Ewing Sarcoma in the Radius
Colored X-ray of the forearm showing Ewing sarcoma (light yellow area) in the upper center of the radius.
X-ray of the Thorax
A frontal view X-ray of the thorax highlighting the Ewing sarcoma on the right.
MRI of Pelvis
MRI scan of the pelvis depicting Ewing sarcoma (white oval mass just left of the center) that is growing into the bladder space.
Horizontal View of Pelvic MRI Scan
Horizontal section of the pelvic MRI scan in slide #4. The tumor began in the right pelvic bone.
Histology slide of Ewing sarcoma in the femur.
Ewing sarcoma is one of a group of cancers known collectively as the Ewing sarcoma family of tumors. Despite the fact that Ewing sarcoma is a rare form of bone cancer, it is highly malignant and commonly occurs in children between the ages of 10 and 15 years and young adults. The annual incidence is 3 in 1 million in children under age 15 years.
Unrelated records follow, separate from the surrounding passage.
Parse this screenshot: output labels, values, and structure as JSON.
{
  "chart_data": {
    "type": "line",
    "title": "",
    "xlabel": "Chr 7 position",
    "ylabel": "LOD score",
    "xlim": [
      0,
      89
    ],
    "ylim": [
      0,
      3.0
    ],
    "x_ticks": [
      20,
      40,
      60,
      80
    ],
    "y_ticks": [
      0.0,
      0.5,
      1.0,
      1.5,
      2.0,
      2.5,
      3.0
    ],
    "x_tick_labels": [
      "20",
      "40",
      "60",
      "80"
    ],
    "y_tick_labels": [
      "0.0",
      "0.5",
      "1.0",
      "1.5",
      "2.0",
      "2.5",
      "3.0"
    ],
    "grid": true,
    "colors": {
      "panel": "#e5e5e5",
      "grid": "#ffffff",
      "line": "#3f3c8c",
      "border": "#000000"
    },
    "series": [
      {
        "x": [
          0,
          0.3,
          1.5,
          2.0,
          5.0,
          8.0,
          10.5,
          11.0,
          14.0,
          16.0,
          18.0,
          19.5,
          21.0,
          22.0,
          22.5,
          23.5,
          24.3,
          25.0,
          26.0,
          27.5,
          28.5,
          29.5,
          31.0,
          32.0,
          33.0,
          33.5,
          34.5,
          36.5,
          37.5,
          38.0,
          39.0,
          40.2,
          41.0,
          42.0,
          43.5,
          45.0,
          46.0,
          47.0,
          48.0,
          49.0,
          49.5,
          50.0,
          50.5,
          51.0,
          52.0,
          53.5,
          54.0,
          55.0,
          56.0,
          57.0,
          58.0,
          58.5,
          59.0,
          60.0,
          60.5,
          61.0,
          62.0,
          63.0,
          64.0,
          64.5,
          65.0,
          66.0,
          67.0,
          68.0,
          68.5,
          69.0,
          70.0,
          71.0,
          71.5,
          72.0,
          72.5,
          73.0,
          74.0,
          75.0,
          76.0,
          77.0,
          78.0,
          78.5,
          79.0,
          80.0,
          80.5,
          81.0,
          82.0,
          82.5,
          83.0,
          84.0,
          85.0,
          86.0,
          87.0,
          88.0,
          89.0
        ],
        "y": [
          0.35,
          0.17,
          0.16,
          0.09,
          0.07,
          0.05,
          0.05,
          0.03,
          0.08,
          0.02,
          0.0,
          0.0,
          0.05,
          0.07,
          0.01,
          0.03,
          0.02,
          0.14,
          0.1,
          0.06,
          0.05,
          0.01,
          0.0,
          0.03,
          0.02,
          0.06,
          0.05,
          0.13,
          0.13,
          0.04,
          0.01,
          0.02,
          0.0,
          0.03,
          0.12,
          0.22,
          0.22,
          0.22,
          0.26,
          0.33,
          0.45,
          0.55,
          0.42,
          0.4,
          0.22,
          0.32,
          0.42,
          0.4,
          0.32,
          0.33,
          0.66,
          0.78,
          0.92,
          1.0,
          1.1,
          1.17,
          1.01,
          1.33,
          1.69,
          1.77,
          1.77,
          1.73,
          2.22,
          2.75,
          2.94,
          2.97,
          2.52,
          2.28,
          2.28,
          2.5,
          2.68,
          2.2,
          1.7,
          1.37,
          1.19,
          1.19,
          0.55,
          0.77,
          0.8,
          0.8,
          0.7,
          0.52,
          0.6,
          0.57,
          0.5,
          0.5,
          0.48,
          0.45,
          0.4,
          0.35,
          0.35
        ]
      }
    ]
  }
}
Typically, it affects large bones such as the femur, tibia, humerus, and pelvic bones, and is known to spread to other parts of the body at an early age. At diagnosis, 30% of patients present with metastases to the lungs, bone, or bone marrow. Ewing sarcoma is caused by chromosomal changes that occur after birth, and often has a dismal outcome. For patients with localized Ewing sarcoma, the 5-year overall survival is 70%, but this rate has not changed in the past 10 years. Fortunately, increasing knowledge of its biology is bringing new hope for improved treatments.